[lttng-dev] Misc questions regarding kernel tracing

Fri Jul 26 16:16:02 EDT 2013

Hi Sébastien,

On 13-07-26 12:36 PM, Sébastien Barthélémy wrote:
> Hello all,
>
> I am investigating a problem on a rt system which misses deadlines under
> load. Yet another occasion to use LTTng! But this comes with a bunch of
> newcomer questions.
>
> I'd like to reconstruct the state of the scheduler (the control view in
> eclipse) with the minimum amount of traces from the kernel. So far I
> recorded only the sched* events and it seems ok. But I suspect I should
> also enable some lttng_statedump* to garantee a clean state at the very
> beginning of the trace. Could you confirm this?

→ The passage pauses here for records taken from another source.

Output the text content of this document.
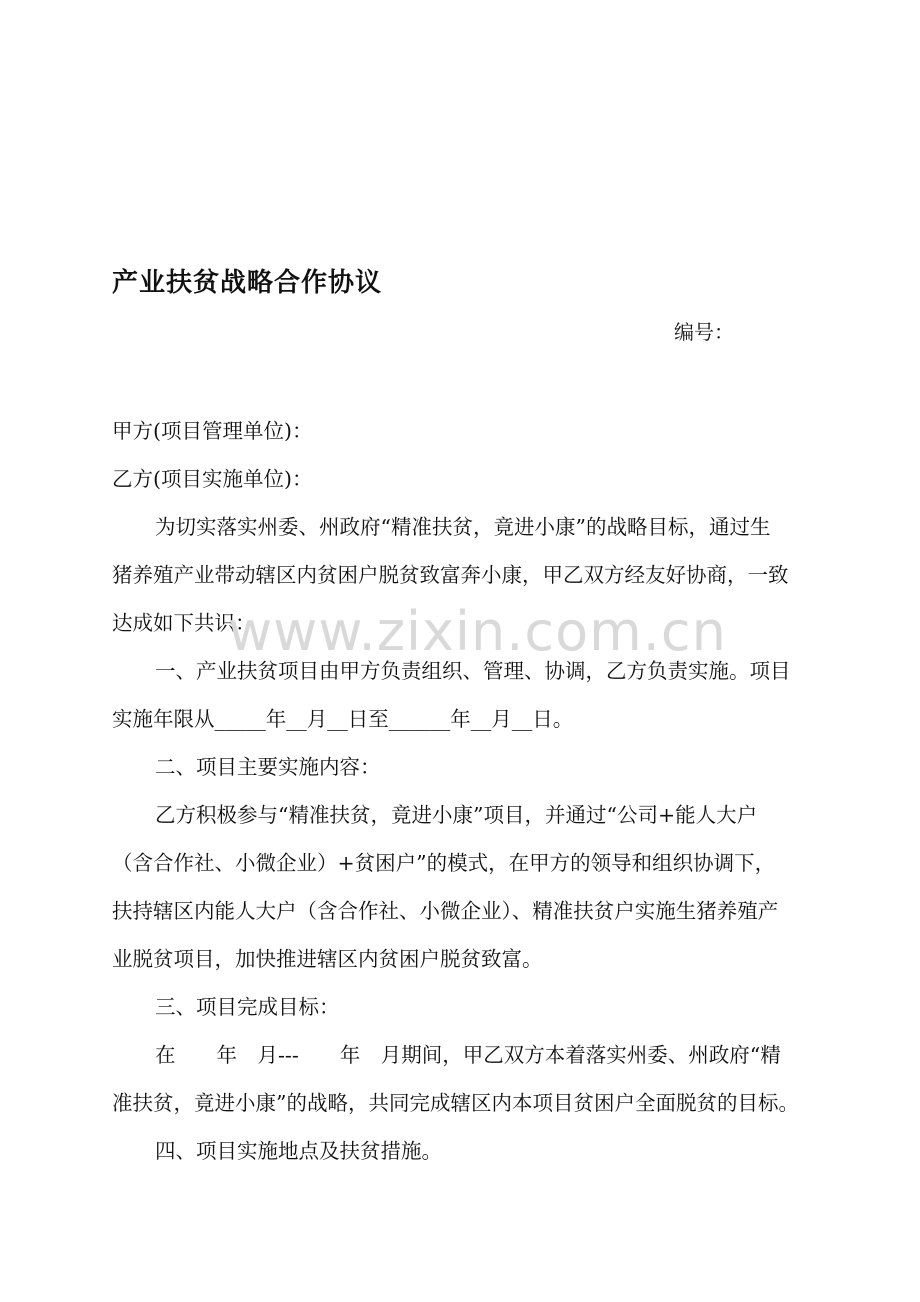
产业扶贫战略合作协议
编号：
甲方(项目管理单位)：
乙方(项目实施单位)：
为切实落实州委、州政府“精准扶贫，竟进小康”的战略目标，通过生
猪养殖产业带动辖区内贫困户脱贫致富奔小康，甲乙双方经友好协商，一致
达成如下共识：
一、产业扶贫项目由甲方负责组织、管理、协调，乙方负责实施。项目
实施年限从_____年__月__日至______年__月__日。
二、项目主要实施内容：
乙方积极参与“精准扶贫，竟进小康”项目，并通过“公司+能人大户
（含合作社、小微企业）+贫困户”的模式，在甲方的领导和组织协调下，
扶持辖区内能人大户（含合作社、小微企业）、精准扶贫户实施生猪养殖产
业脱贫项目，加快推进辖区内贫困户脱贫致富。
三、项目完成目标：
在　　年　月---　　年　月期间，甲乙双方本着落实州委、州政府“精
准扶贫，竟进小康”的战略，共同完成辖区内本项目贫困户全面脱贫的目标。
四、项目实施地点及扶贫措施。
www.zixin.com.cn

Yes, statedump events will help with the inital state (the statedump
doesn't happen exactly at the beginning of the trace, but shortly
after). In many cases, you have a lot of processes running, but for
those that stay idle for the whole trace, you would not see them at all
unless you enable the state dump.

> Also, I see threads which do "clone" a lot in the eclipse control view, but
> looking at the raw traces (only the sched* events) I do not understand how
> eclipse can figure it out. Is this an artefact of trying to use a kernel
> trace which misses the syscall events or can I trust these "clone"?

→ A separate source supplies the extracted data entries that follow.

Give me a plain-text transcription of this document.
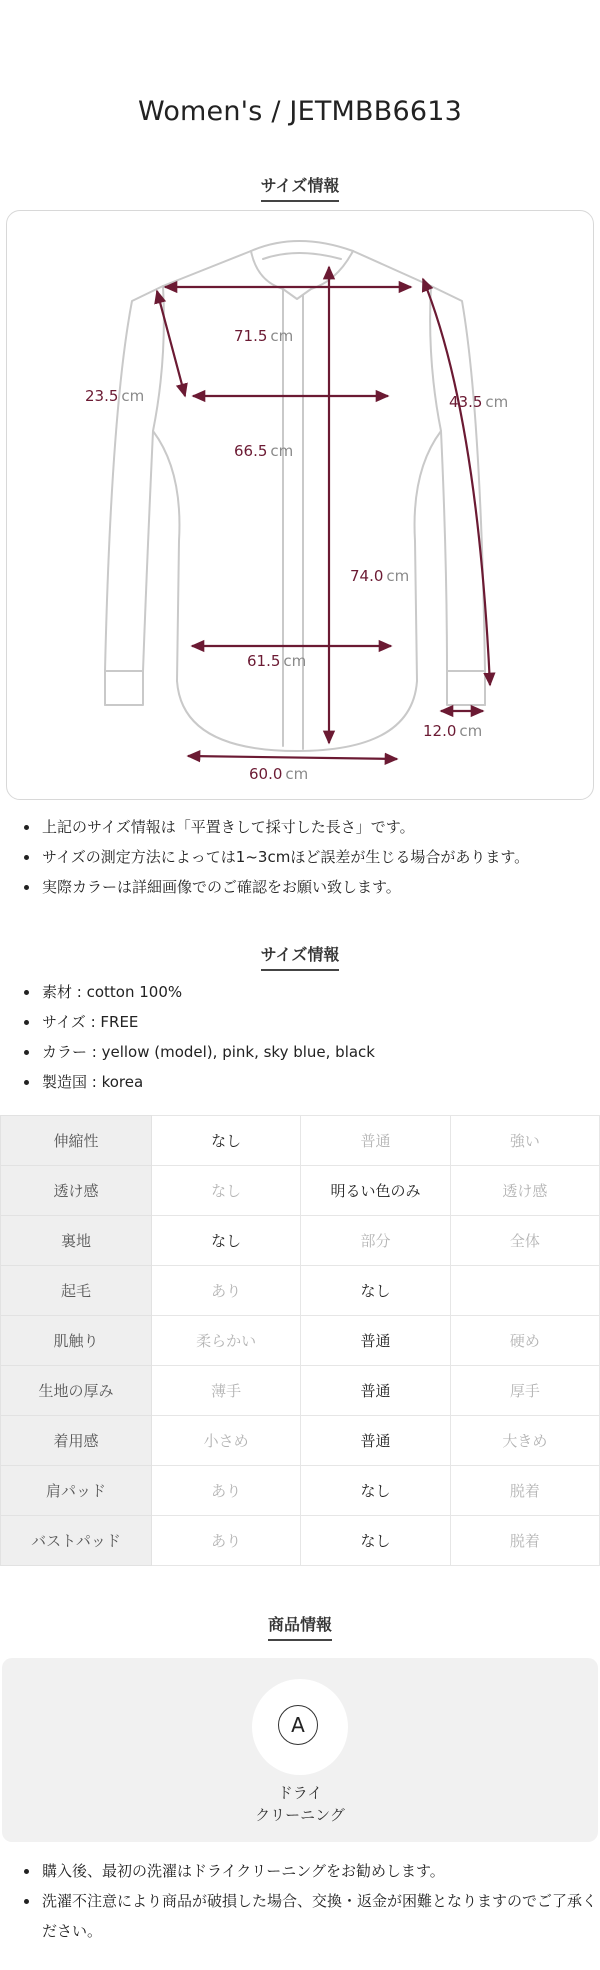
Women's / JETMBB6613
サイズ情報
71.5 cm
23.5 cm	43.5 cm
66.5 cm
74.0 cm
61.5 cm
12.0 cm
60.0 cm
• 上記のサイズ情報は「平置きして採寸した長さ」です。
• サイズの測定方法によっては1~3cmほど誤差が生じる場合があります。
• 実際カラーは詳細画像でのご確認をお願い致します。
サイズ情報
• 素材 : cotton 100%
• サイズ : FREE
• カラー : yellow (model), pink, sky blue, black
• 製造国 : korea
伸縮性	なし	普通	強い
透け感	なし	明るい色のみ	透け感
裏地	なし	部分	全体
起毛	あり	なし	
肌触り	柔らかい	普通	硬め
生地の厚み	薄手	普通	厚手
着用感	小さめ	普通	大きめ
肩パッド	あり	なし	脱着
バストパッド	あり	なし	脱着
商品情報
A
ドライ
クリーニング
• 購入後、最初の洗濯はドライクリーニングをお勧めします。
• 洗濯不注意により商品が破損した場合、交換・返金が困難となりますのでご了承ください。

To create new entries in the list, it looks at "sched_process_fork". The
initial state of those processes is set to the state of its parent
process, which is normally (always?) a "sys_clone" at that time.

If the state of the parent is not available, it will default to
"sys_clone". This can happen for events happening before the statedump
for example.

> More generally, is there a comprehensive guide somewhere that you would
> recommend in order to understand the precise meaning of these sched* events?

Probably the kernel documentation? I've asked around and never found a
clear answer ;)

In Eclipse/TMF, you can look at LttngKernelStateProvider.java to see how
different events are handled. The syntax is a bit verbose, but it should
be straightforward. It started with my (limited) knowledge of kernel
events and states, and evolved iteratively as bugs/errors were reported.

> Is there a way to trim a trace (remove the beginning and/or the end)
> without compromising the scheduler state reconstruction?

We do plan to have a trim/export feature, but it's not implemented yet.
The viewer already has all the information needed to create the full
state at any point in the trace, so it could recreate a "statedump" for
any trimmed interval.

> I sometimes miss kernel events. Is there a point in using different
> channels for kernel and user space traces (besides giving them distinct
> sizes)? I suspect they're already effectively different even if they have
> the same name. Also, I have increased the subbuffer size a lot, but did not
> change the number of subbuffers. Would that help preventing missed events?

Yeah, lost events are a big problem for state and other types of
analysis. Garbage in, garbage out! Increasing the buffer sizes helps,
but if the tracer produces events faster than the consumer can write
them, for anything other than a very short trace it will start dropping
events at some point.

Writing the trace to a fast drive, like a Ramdisk or a SSD, could help.
Also, try reducing the number of enabled events. As more and more kernel
tracepoints are exposed through LTTng, "enable-event -a -k" starts
generating more and more events. For specific analyzes it's becoming
important to only enable the subset of events that are required.

Cheers,
Alexandre

>
> Thanks!
>